徳洲会グループ TOKUSHUKAI GROUP

ダイジェスト

Tokushukai medical group newspaper digest

2020年(令和2年)11月2日 月曜日 徳洲新聞 NO.1260 二面

病気のはなし㉜
ガイドライン変更で軽症も治療
再生不良性貧血

ガイドライン変更で軽症も治療 再生不良性貧血

ドラマや小説などでも、たびたび取り上げられる再生不良性貧血は血中の白血球、赤血球、血小板が減少する指定難病だ。遺伝や医薬品などが発症原因の場合もあるが、大半は原因不明で、骨髄の造血幹細胞(血液をつくる細胞)の異常や免疫の異常が考えられているが、そのようになる原因は特定されておらず、有効な予防法もない。

血中の成分量の減少程度によって6段階の重症度に分かれ、軽症であれば自覚症状はほとんどないが、中等症以上の場合、白血球が減少していれば感染症にかかりやすく、赤血球が減少していれば貧血で動悸(どうき)や息切れが、血小板が減少していれば出血傾向などが見られる。

免疫抑制療法による病状のコントロールが大切で、中等症以上の場合は入院加療が必要。
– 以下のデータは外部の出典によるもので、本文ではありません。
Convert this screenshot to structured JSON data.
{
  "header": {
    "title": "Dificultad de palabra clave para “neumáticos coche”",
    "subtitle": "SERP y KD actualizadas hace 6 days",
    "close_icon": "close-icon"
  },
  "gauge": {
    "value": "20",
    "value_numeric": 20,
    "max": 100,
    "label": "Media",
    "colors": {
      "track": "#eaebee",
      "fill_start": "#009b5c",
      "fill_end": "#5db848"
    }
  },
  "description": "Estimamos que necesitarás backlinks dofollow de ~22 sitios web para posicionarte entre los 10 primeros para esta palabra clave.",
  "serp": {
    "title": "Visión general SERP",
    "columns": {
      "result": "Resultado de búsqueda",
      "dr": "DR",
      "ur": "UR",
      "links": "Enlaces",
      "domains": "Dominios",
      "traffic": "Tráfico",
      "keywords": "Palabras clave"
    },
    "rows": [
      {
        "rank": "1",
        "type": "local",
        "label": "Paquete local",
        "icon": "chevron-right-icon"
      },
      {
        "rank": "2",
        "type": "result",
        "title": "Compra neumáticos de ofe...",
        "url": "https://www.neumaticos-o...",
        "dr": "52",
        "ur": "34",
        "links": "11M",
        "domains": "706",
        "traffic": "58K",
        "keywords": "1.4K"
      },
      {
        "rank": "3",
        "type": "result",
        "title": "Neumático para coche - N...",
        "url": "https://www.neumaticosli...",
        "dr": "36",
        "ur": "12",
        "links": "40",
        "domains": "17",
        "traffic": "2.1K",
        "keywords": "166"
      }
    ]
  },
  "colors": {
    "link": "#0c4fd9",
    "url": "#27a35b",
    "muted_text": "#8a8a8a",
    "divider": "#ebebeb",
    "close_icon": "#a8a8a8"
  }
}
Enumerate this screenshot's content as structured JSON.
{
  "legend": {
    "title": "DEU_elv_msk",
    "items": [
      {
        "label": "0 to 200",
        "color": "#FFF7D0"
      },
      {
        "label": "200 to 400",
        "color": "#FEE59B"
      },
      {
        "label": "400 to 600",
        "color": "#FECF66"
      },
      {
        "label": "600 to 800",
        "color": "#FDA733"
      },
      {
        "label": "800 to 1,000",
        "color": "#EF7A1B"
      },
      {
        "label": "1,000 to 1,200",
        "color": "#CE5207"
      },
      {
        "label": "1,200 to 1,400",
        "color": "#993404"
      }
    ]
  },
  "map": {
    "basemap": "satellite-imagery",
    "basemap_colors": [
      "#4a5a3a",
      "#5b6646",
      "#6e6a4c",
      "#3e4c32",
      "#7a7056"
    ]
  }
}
従来、軽症は経過観察だったが、2018年にガイドラインが変更となり、進行抑制のため、できるだけ早期に治療介入することとなった。湘南鎌倉総合病院(神奈川県)の玉井洋太郎・血液内科部長は「過去に軽症と診断を受け、現在、治療を受けていない方は早急に血液内科まで相談してください」と訴える。特異的な症状が少ないことから、自身では気付きにくく、健康診断などで発覚することが多いため、「健診は必ず受けてください」と玉井部長。